La crise de Ceuta expose les failles de la stratégie migratoire espagnole
Une nouvelle vague de franchissements non autorisés de la frontière vers Ceuta, l’enclave espagnole sur la côte nord-africaine, place le gouvernement du Premier ministre Pedro Sánchez sous une pression politique croissante, offrant à ses adversaires conservateurs de nouveaux arguments pour contester sa gestion de la migration — l’une des questions les plus clivantes de la politique intérieure espagnole.
L’enclave, qui partage une frontière terrestre avec le Maroc, a longtemps servi de point d’entrée l’un des plus étroitement surveillés de l’Union européenne. Selon les rapports, la récente augmentation des franchissements a provoqué des critiques acérées du Parti populaire de centre-droit et de Vox d’extrême droite, qui tous deux ont accusé l’administration Sánchez de poursuivre une politique trop clémente pour dissuader les arrivées irrégulières. Les dirigeants de l’opposition espagnole ont appelé le gouvernement à adopter une approche plus volontariste, notamment en renforçant les accords bilatéraux avec Rabat et en déployant des ressources supplémentaires de sécurité frontalière.
Le calendrier de ces franchissements a également alimenté les soupçons à Madrid et à Bruxelles selon lesquels le Maroc pourrait délibérément assouplir l’application de la loi de son côté de la frontière — une tactique que les analystes ont précédemment décrite comme l’utilisation des flux migratoires à titre de levier diplomatique. Cette inquiétude fait écho à l’épisode dramatique de mai 2021, lorsque des dizaines de milliers de personnes ont pénétré à Ceuta en quelques jours au cœur d’une brouille diplomatique entre l’Espagne et le Maroc concernant le traitement médical d’un leader indépendantiste sahraoui. Les autorités madrilènes se sont abstenues de formuler des accusations formelles, mais selon les rapports, le schéma n’est pas passé inaperçu.
Une vulnérabilité récurrente aux frontières sud de l’Europe
La géographie unique de Ceuta — une frontière terrestre de sept kilomètres entourée de territoire marocain — la rend structurellement vulnérable aux vagues migratoires soudaines, et les gouvernements espagnols successifs, de tendances politiques différentes, ont eu du mal à trouver une solution durable.
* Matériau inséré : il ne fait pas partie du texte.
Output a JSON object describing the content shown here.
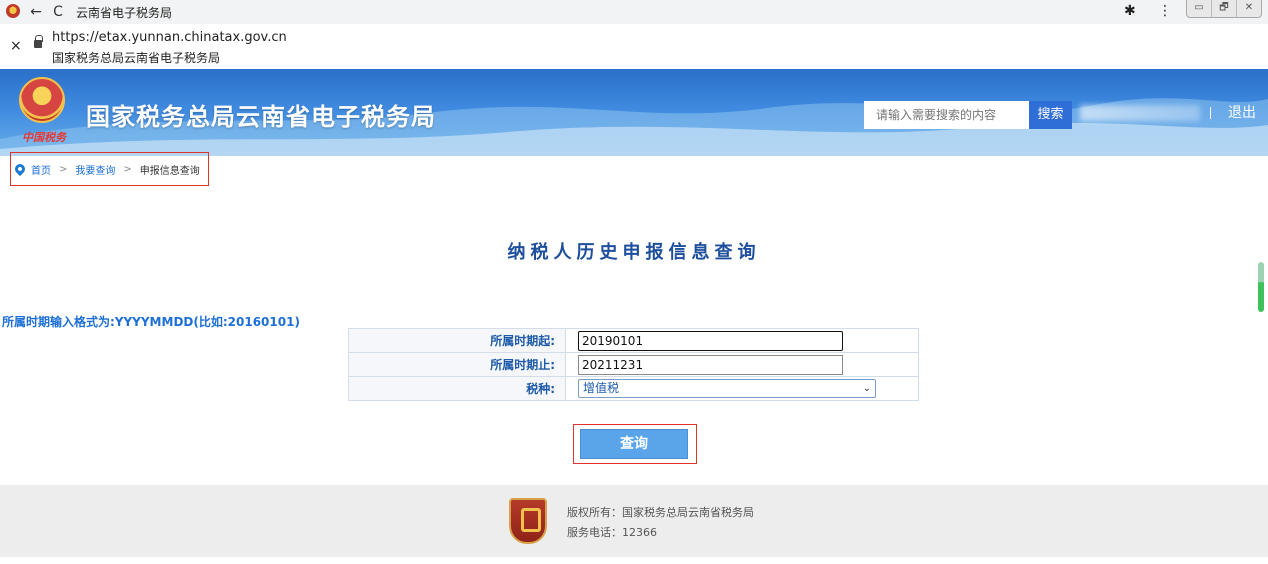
{
  "browser": {
    "window_title": "云南省电子税务局",
    "url": "https://etax.yunnan.chinatax.gov.cn",
    "site_name": "国家税务总局云南省电子税务局",
    "back_icon": "←",
    "reload_icon": "C",
    "extensions_icon": "✱",
    "menu_icon": "⋮",
    "close_icon": "×",
    "window_controls": [
      "▭",
      "🗗",
      "✕"
    ]
  },
  "header": {
    "emblem_text": "中国税务",
    "title": "国家税务总局云南省电子税务局",
    "search_placeholder": "请输入需要搜索的内容",
    "search_label": "搜索",
    "logout_label": "退出"
  },
  "breadcrumb": {
    "home": "首页",
    "sep": ">",
    "level2": "我要查询",
    "current": "申报信息查询"
  },
  "main": {
    "title": "纳税人历史申报信息查询",
    "format_hint": "所属时期输入格式为:YYYYMMDD(比如:20160101)",
    "form": {
      "start_label": "所属时期起:",
      "start_value": "20190101",
      "end_label": "所属时期止:",
      "end_value": "20211231",
      "tax_type_label": "税种:",
      "tax_type_value": "增值税",
      "chevron": "⌄"
    },
    "query_label": "查询"
  },
  "footer": {
    "copyright": "版权所有：国家税务总局云南省税务局",
    "phone": "服务电话：12366"
  },
  "colors": {
    "banner_blue": "#2a6fc8",
    "link_blue": "#1a6fd2",
    "label_blue": "#1d5aa8",
    "button_blue": "#5aa5ea",
    "highlight_red": "#e0332d"
  }
}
L’épisode actuel souligne combien la migration reste à la fois un enjeu humanitaire et un outil de négociation géopolitique dans les relations entre les États membres de l’UE et les pays tiers voisins.
Pour Sánchez, cette crise intervient à un moment difficile sur le plan intérieur. Son gouvernement minoritaire a connu une instabilité persistante et dépend d’une coalition fragile pour faire passer la législation. Les critiques affirment que la décision de son administration en 2021 d’accueillir le leader sahraoui pour un traitement médical — le geste qui a déclenché la dernière intervention marocaine à la frontière — reflétait une mauvaise évaluation des susceptibilités de Rabat, et que la confiance diplomatique entre les deux pays n’a jamais pleinement repris malgré les efforts de rapprochement ultérieurs.
La Commission européenne a jusqu’à présent formulé des déclarations mesurées, réaffirmant son engagement à soutenir les États membres dans la gestion de leurs frontières extérieures tout en respectant les obligations internationales envers les demandeurs d’asile. Bruxelles a de plus en plus plaidé pour une approche européenne unifiée en matière de migration, bien que l’accord entre États membres sur le partage des responsabilités et la politique frontalière reste insaisissable.
Les organisations de défense des droits, quant à elles, ont exhorté les autorités des deux côtés de la frontière à garantir que toute personne tentant de traverser soit traitée conformément au droit international, soulevant des préoccupations concernant les conditions des migrants et le recours aux retours accélérés sans traitement adéquat. La dimension humanitaire de la crise, avertissent-elles, risque d’être éclipsée par sa portée politique dans un pays qui se dirige vers un cycle électoral de plus en plus tendu.